Importance of Reading to Your Children.
Children love stories. Nothing will spark imagination and eagerness for learning more than a good story they can fall into. Reading to your young ones is vital, and equally as important as teaching them the ABC's.
Reading aloud to your children builds relationships between you and them; builds speech and vocabulary- which leads later to better academic skills and communication skills. It enhances their experiences, and gives them fuel for their imagination! This is important because, as children play, they will act out their imaginative skills in small scenarios and learn from the experiences, in ways that can help them later understand the real world better.
Reading to your children enhances their logical skills, and improves their concentration and self discipline.
Develop in them a love for a good story, and their own eagerness will make them want to learn what those letters are, and want to read it for themselves. Read with voices, characters, get into the story yourself. Use voice inflection, use gestures, smile, laugh when a character does; have fun with it yourself and your children will love story time.
Make sound effects- "whoosh!" or "ching-ching" went the swords.
Louis Carroll's Jabberwocky is fantastic for this! "Snicker snack!"
Or Edgar Allen Poe's the Tell Tale Heart; "thump-thump....thump-thump...."
Pause for excitement....Stand up for declaration! Tiptoe for a child crossing the room to peek... Hide behind the couch cushions and peek over to see....
Read novels, not just baby books! Read a series, jump into adventure! Read aloud! Reading novels encourages memory retention in young ones! Begin story time with a few minutes of chatting- by reviewing and asking your children- "what happened last night?" ... Big eyes might say back to you, "OH! The storm came and they saw the whale!" ... Allow them to recall, and watch for excitement - learn from them which characters they like best- encourage the feed back! (this actually is the beginning steps to book reviews later on- hint, hint.)
Read to read.
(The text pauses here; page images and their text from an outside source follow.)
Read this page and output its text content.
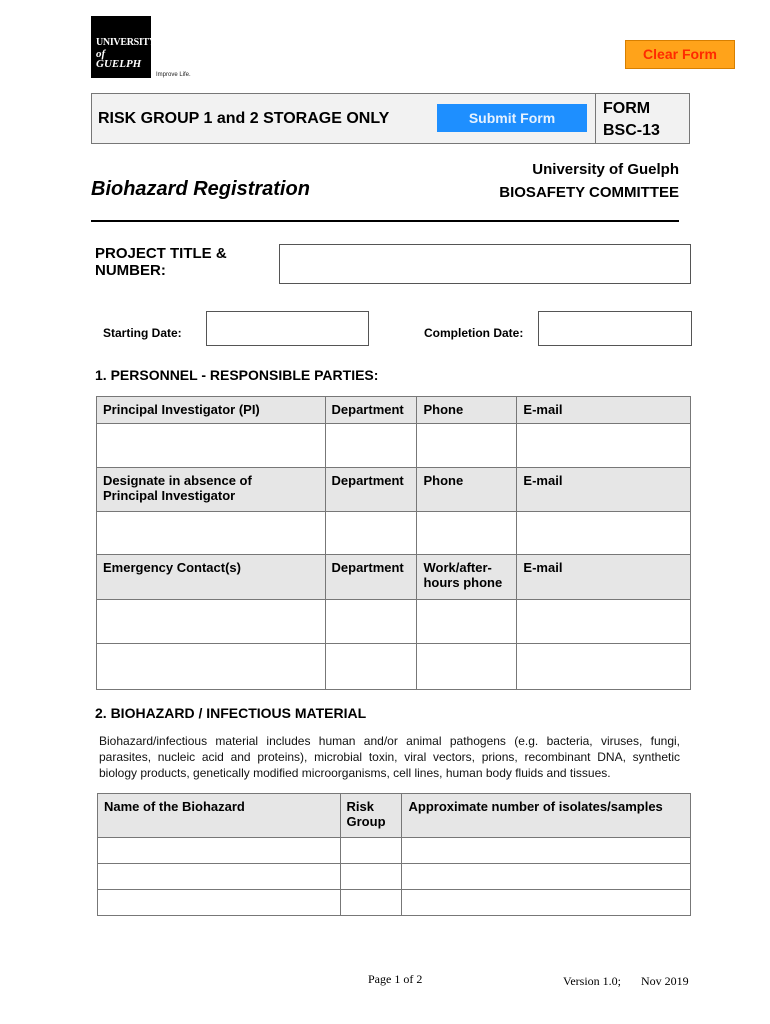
UNIVERSITY
of GUELPH
Improve Life.
Clear Form
RISK GROUP 1 and 2 STORAGE ONLY	Submit Form
FORM
BSC-13
Biohazard Registration
University of Guelph
BIOSAFETY COMMITTEE
PROJECT TITLE &
NUMBER:
Starting Date:	Completion Date:
1. PERSONNEL - RESPONSIBLE PARTIES:
Principal Investigator (PI)	Department	Phone	E-mail

Designate in absence of
Principal Investigator	Department	Phone	E-mail

Emergency Contact(s)	Department	Work/after-
hours phone	E-mail

2. BIOHAZARD / INFECTIOUS MATERIAL
Biohazard/infectious material includes human and/or animal pathogens (e.g. bacteria, viruses, fungi, parasites, nucleic acid and proteins), microbial toxin, viral vectors, prions, recombinant DNA, synthetic biology products, genetically modified microorganisms, cell lines, human body fluids and tissues.
Name of the Biohazard	Risk
Group	Approximate number of isolates/samples

Page 1 of 2	Version 1.0; Nov 2019
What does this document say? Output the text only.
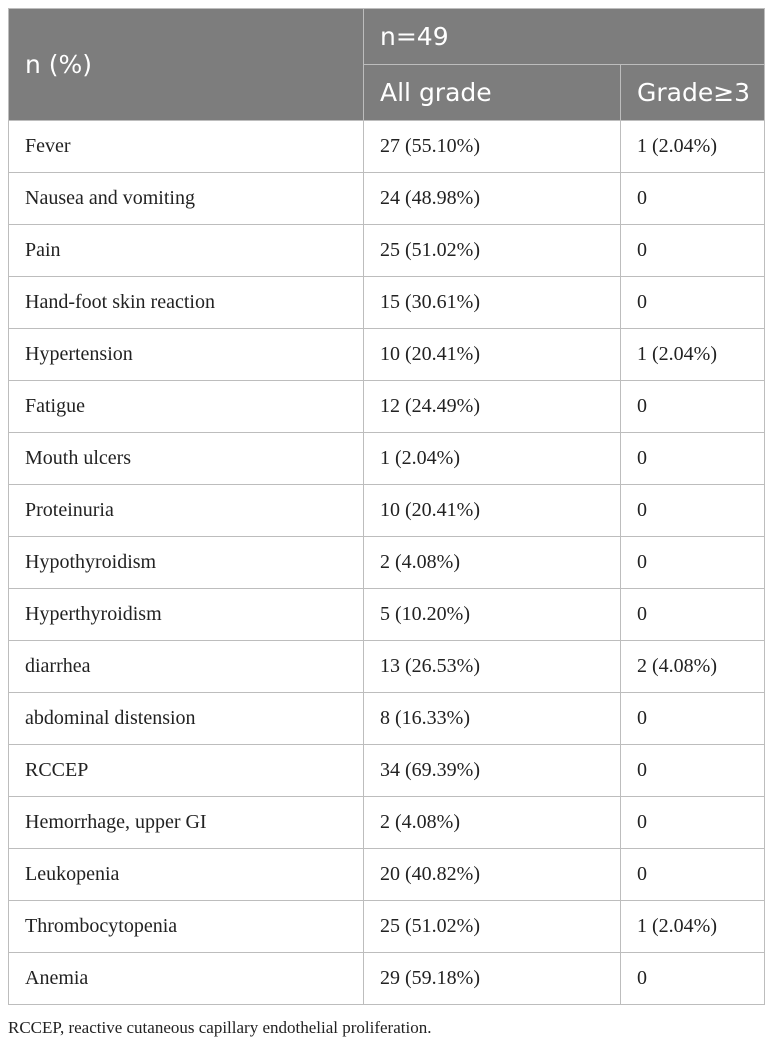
n (%)	n=49	
	All grade	Grade≥3
Fever	27 (55.10%)	1 (2.04%)
Nausea and vomiting	24 (48.98%)	0
Pain	25 (51.02%)	0
Hand-foot skin reaction	15 (30.61%)	0
Hypertension	10 (20.41%)	1 (2.04%)
Fatigue	12 (24.49%)	0
Mouth ulcers	1 (2.04%)	0
Proteinuria	10 (20.41%)	0
Hypothyroidism	2 (4.08%)	0
Hyperthyroidism	5 (10.20%)	0
diarrhea	13 (26.53%)	2 (4.08%)
abdominal distension	8 (16.33%)	0
RCCEP	34 (69.39%)	0
Hemorrhage, upper GI	2 (4.08%)	0
Leukopenia	20 (40.82%)	0
Thrombocytopenia	25 (51.02%)	1 (2.04%)
Anemia	29 (59.18%)	0
RCCEP, reactive cutaneous capillary endothelial proliferation.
Enjoy it yourself- pick books you've heard of and never read yourself- try out a new one! Your enjoyment of it spreads to the kids!
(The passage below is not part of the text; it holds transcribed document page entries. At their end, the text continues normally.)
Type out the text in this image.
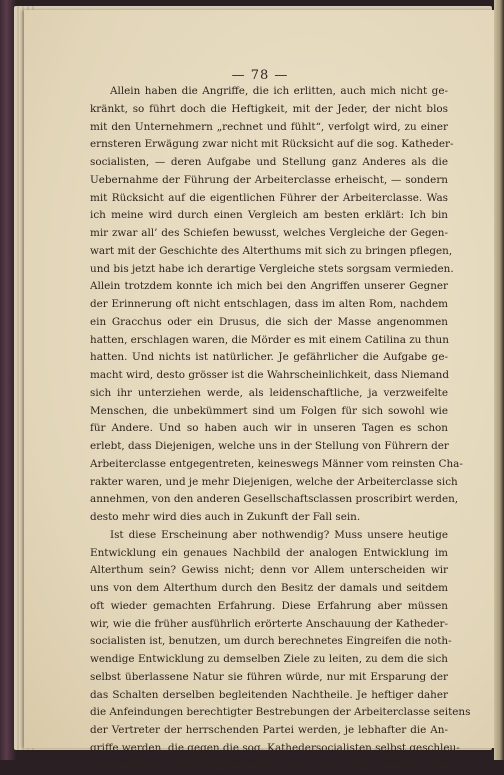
— 78 —
Allein haben die Angriffe, die ich erlitten, auch mich nicht ge-
kränkt, so führt doch die Heftigkeit, mit der Jeder, der nicht blos
mit den Unternehmern „rechnet und fühlt“, verfolgt wird, zu einer
ernsteren Erwägung zwar nicht mit Rücksicht auf die sog. Katheder-
socialisten, — deren Aufgabe und Stellung ganz Anderes als die
Uebernahme der Führung der Arbeiterclasse erheischt, — sondern
mit Rücksicht auf die eigentlichen Führer der Arbeiterclasse. Was
ich meine wird durch einen Vergleich am besten erklärt: Ich bin
mir zwar all’ des Schiefen bewusst, welches Vergleiche der Gegen-
wart mit der Geschichte des Alterthums mit sich zu bringen pflegen,
und bis jetzt habe ich derartige Vergleiche stets sorgsam vermieden.
Allein trotzdem konnte ich mich bei den Angriffen unserer Gegner
der Erinnerung oft nicht entschlagen, dass im alten Rom, nachdem
ein Gracchus oder ein Drusus, die sich der Masse angenommen
hatten, erschlagen waren, die Mörder es mit einem Catilina zu thun
hatten. Und nichts ist natürlicher. Je gefährlicher die Aufgabe ge-
macht wird, desto grösser ist die Wahrscheinlichkeit, dass Niemand
sich ihr unterziehen werde, als leidenschaftliche, ja verzweifelte
Menschen, die unbekümmert sind um Folgen für sich sowohl wie
für Andere. Und so haben auch wir in unseren Tagen es schon
erlebt, dass Diejenigen, welche uns in der Stellung von Führern der
Arbeiterclasse entgegentreten, keineswegs Männer vom reinsten Cha-
rakter waren, und je mehr Diejenigen, welche der Arbeiterclasse sich
annehmen, von den anderen Gesellschaftsclassen proscribirt werden,
desto mehr wird dies auch in Zukunft der Fall sein.
Ist diese Erscheinung aber nothwendig? Muss unsere heutige
Entwicklung ein genaues Nachbild der analogen Entwicklung im
Alterthum sein? Gewiss nicht; denn vor Allem unterscheiden wir
uns von dem Alterthum durch den Besitz der damals und seitdem
oft wieder gemachten Erfahrung. Diese Erfahrung aber müssen
wir, wie die früher ausführlich erörterte Anschauung der Katheder-
socialisten ist, benutzen, um durch berechnetes Eingreifen die noth-
wendige Entwicklung zu demselben Ziele zu leiten, zu dem die sich
selbst überlassene Natur sie führen würde, nur mit Ersparung der
das Schalten derselben begleitenden Nachtheile. Je heftiger daher
die Anfeindungen berechtigter Bestrebungen der Arbeiterclasse seitens
der Vertreter der herrschenden Partei werden, je lebhafter die An-
griffe werden, die gegen die sog. Kathedersocialisten selbst geschleu-
dert werden, desto weniger kann es in deren Sinn kommen, die
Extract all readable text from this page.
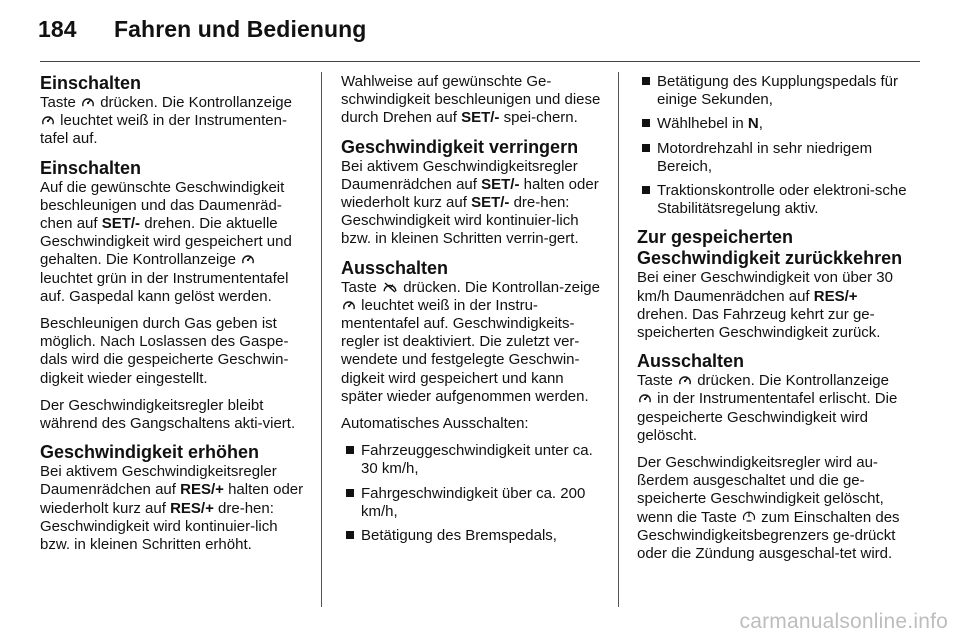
184 Fahren und Bedienung
Einschalten

Taste drücken. Die Kontrollanzeige  leuchtet weiß in der Instrumenten-tafel auf.

Einschalten

Auf die gewünschte Geschwindigkeit beschleunigen und das Daumenräd-chen auf SET/- drehen. Die aktuelle Geschwindigkeit wird gespeichert und gehalten. Die Kontrollanzeige  leuchtet grün in der Instrumententafel auf. Gaspedal kann gelöst werden.

Beschleunigen durch Gas geben ist möglich. Nach Loslassen des Gaspe-dals wird die gespeicherte Geschwin-digkeit wieder eingestellt.

Der Geschwindigkeitsregler bleibt während des Gangschaltens akti-viert.

Geschwindigkeit erhöhen

Bei aktivem Geschwindigkeitsregler Daumenrädchen auf RES/+ halten oder wiederholt kurz auf RES/+ dre-hen: Geschwindigkeit wird kontinuier-lich bzw. in kleinen Schritten erhöht.

Wahlweise auf gewünschte Ge-schwindigkeit beschleunigen und diese durch Drehen auf SET/- spei-chern.

Geschwindigkeit verringern

Bei aktivem Geschwindigkeitsregler Daumenrädchen auf SET/- halten oder wiederholt kurz auf SET/- dre-hen: Geschwindigkeit wird kontinuier-lich bzw. in kleinen Schritten verrin-gert.

Ausschalten

Taste drücken. Die Kontrollan-zeige  leuchtet weiß in der Instru-mententafel auf. Geschwindigkeits-regler ist deaktiviert. Die zuletzt ver-wendete und festgelegte Geschwin-digkeit wird gespeichert und kann später wieder aufgenommen werden.

Automatisches Ausschalten:

Fahrzeuggeschwindigkeit unter ca. 30 km/h,
Fahrgeschwindigkeit über ca. 200 km/h,
Betätigung des Bremspedals,
Betätigung des Kupplungspedals für einige Sekunden,
Wählhebel in N,
Motordrehzahl in sehr niedrigem Bereich,
Traktionskontrolle oder elektroni-sche Stabilitätsregelung aktiv.
Zur gespeicherten Geschwindigkeit zurückkehren

Bei einer Geschwindigkeit von über 30 km/h Daumenrädchen auf RES/+ drehen. Das Fahrzeug kehrt zur ge-speicherten Geschwindigkeit zurück.

Ausschalten

Taste drücken. Die Kontrollanzeige  in der Instrumententafel erlischt. Die gespeicherte Geschwindigkeit wird gelöscht.

Der Geschwindigkeitsregler wird au-ßerdem ausgeschaltet und die ge-speicherte Geschwindigkeit gelöscht, wenn die Taste zum Einschalten des Geschwindigkeitsbegrenzers ge-drückt oder die Zündung ausgeschal-tet wird.

carmanualsonline.info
Did you know the magic wardrobe closet in Lion the Witch and Wardrobe by C.S. Lewis began in book one as a magic tree! Did you know that beyond the hype of the christian world's declaration of this series being about Jesus- (which if read straight through can be avoided, truly for secular students)- this series is a fantastic way to learn some history of England during the World Wars- when children were shipped off to far away homes to stay safe, as London was being bombed? Spark a history lesson from that one! Spark geography to look up the towns and places and maps!
Yay! Unschooling at it's best! Art lesson! Draw what you saw as we read it!
White Fang by Jack London
Project GutenbergOne of the most valuable resources I ever found was Project Gutenberg. An amazing collection of classics in e-book form ready to read. From Treasure Island to Tom Sawyer. If a book is 100 years old, Gutenberg has it, and the collection is so enormous you can read to, or with your child for years and not skim the surface of it vast library!
We read short stories and poetry from Edgar Allen Poe; poems of Emily Dickinson , Robert Frost, and Browning; collections of Stevenson, Shakespeare, Mark Twain, and the immortal "Call me Ishmael," i.e. Moby Dick by Herman Melville.
All for free.
I found for my own research the original Dr. Montessori's Own Handbook by Maria Montessori, The Louisa Alcott Reader: a Supplementary Reader for the Fourth Year of School. Countless history books! Endless resources! Countless Nature Books, Biology, Chemistry, Astronomy! How about Charles Darwin's journals and published works? Galileo? The Biography or the notebook of DaVinci? Yes! It's there! All free!
Amazon offers a Free Kindle reader download for your computers here: Free Kindle Reader Apps
It does not require special purchases to read these books! Just your computer.
To read is a subject that could be talked about for pages and pages; and I will be writing more on how to take a story time page and make it into a language arts lesson- but that comes later. I'm scratching the surface right now- but I hope I can whet an appetite for some. Read to your kids, but enjoy it yourself as you do - and you will find yourself surrounded by a house full of people passionate for love for reading!!
Nothing is more valuable than that!
We'd even have friends enjoy story time when they came over!